2. Calculate the area of the major segment of a circle if the area of its minor segment is 62 sq. units and the radius is 7 units. Use π= 22/7.
Solution: Using the relation,
area of the major segment = area of the circle − the area of the minor segment
$ \text{Area of major segment =}\pi {{r}^{2}}-62 $
$ \text{=}\frac{22}{7}{{\left( 7 \right)}^{2}}-62 $
$ =154-62 $
$ =92sq.unit. $
Therefore, the area of the major segment is 92 sq. units.
Summary
In this article, we discussed the sector and segment. The relevant problems in sector and segment are taken as example problems to solve sector and segment, which include the area of a segment of a circle and the area of the sector of a circle and their respective formulas.
FAQs on Area of Sector and Segment of a Circle
1. What are a circle, semi-circle, and circle segment?

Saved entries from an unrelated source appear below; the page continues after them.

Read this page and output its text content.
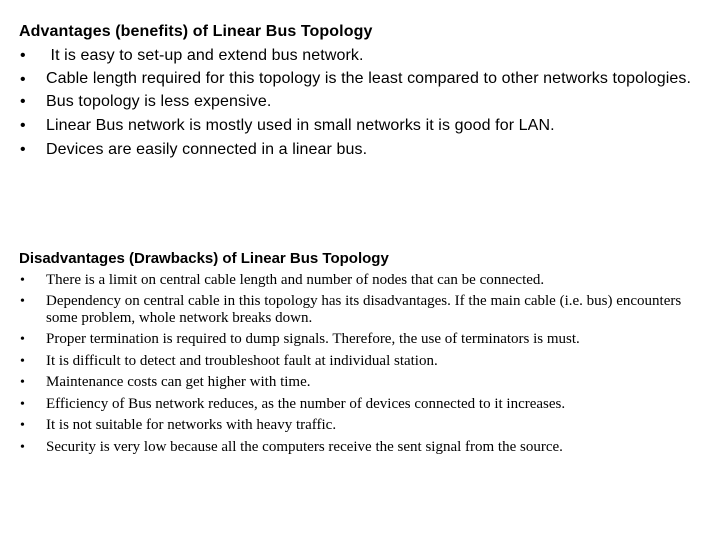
Advantages (benefits) of Linear Bus Topology
• It is easy to set-up and extend bus network.
• Cable length required for this topology is the least compared to other networks topologies.
• Bus topology is less expensive.
• Linear Bus network is mostly used in small networks it is good for LAN.
• Devices are easily connected in a linear bus.
Disadvantages (Drawbacks) of Linear Bus Topology
• There is a limit on central cable length and number of nodes that can be connected.
• Dependency on central cable in this topology has its disadvantages. If the main cable (i.e. bus) encounters some problem, whole network breaks down.
• Proper termination is required to dump signals. Therefore, the use of terminators is must.
• It is difficult to detect and troubleshoot fault at individual station.
• Maintenance costs can get higher with time.
• Efficiency of Bus network reduces, as the number of devices connected to it increases.
• It is not suitable for networks with heavy traffic.
• Security is very low because all the computers receive the sent signal from the source.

The definition of a circle is a closed, two-dimensional object in which the boundary's points are all equally spaced apart from the middle. A semicircle is outlined as a half circle shaped by cutting the circle into 2 halves. It's formed once a line passes through the center and touches the 2 ends of the circle. A region that is formed by a secant or chord and the corresponding arc of the circle is referred to as a segment of a circle. The major section is the one that shows a greater region, and the minor segment is the one that shows a smaller area.
2. Given the following triangle with sides equal to 50 cm, 35 cm, and 40 cm. We want to find the area of the circle inscribed in this triangle.
As we know, the area of a circle $=\pi {{r}^{2}}$. The radius is not given to us, We need to find the value for the radius first.
Area of triangle = S× r, here, S is the semi-perimeter of the triangle and r is the radius of the circle.
S=\frac{50+35+40}{2}=62.5
Area of triangle, (by Heron’s Formula)
$ \text{Area of triangle =}\sqrt{\text{S}\left( S-50 \right)\left( S-35 \right)\left( S-40 \right)} $
$ =\sqrt{62.5\left( 62.5-50 \right)\left( 62.5-35 \right)\left( 62.5-40 \right)} $
$ =\sqrt{62.5\times 12.5\times 27.5\times 22.5}c{{m}^{2}} $
Comparing both the formulas for the area of a triangle, we get:
$r=\frac{\sqrt{62.5\times 12.5\times 27.5\times 22.5}}{62.5}=11.124cm.$
So, the radius ( r ) for a circle is 11.124 cm.
Area of circle =$\pi \times {{\left( 11.124 \right)}^{2}}=\pi 123.75c{{m}^{2}}.$
3. Does arc length need to be in radians?
Arc length is a measurement of distance, so it cannot be in radians. The central angle, however, does not have to be in radians. It can exist in any unit for angles you like, from degrees to arcsecs. Radians possess the following advantages: They're dimensionless, which means that they can be managed just as figures.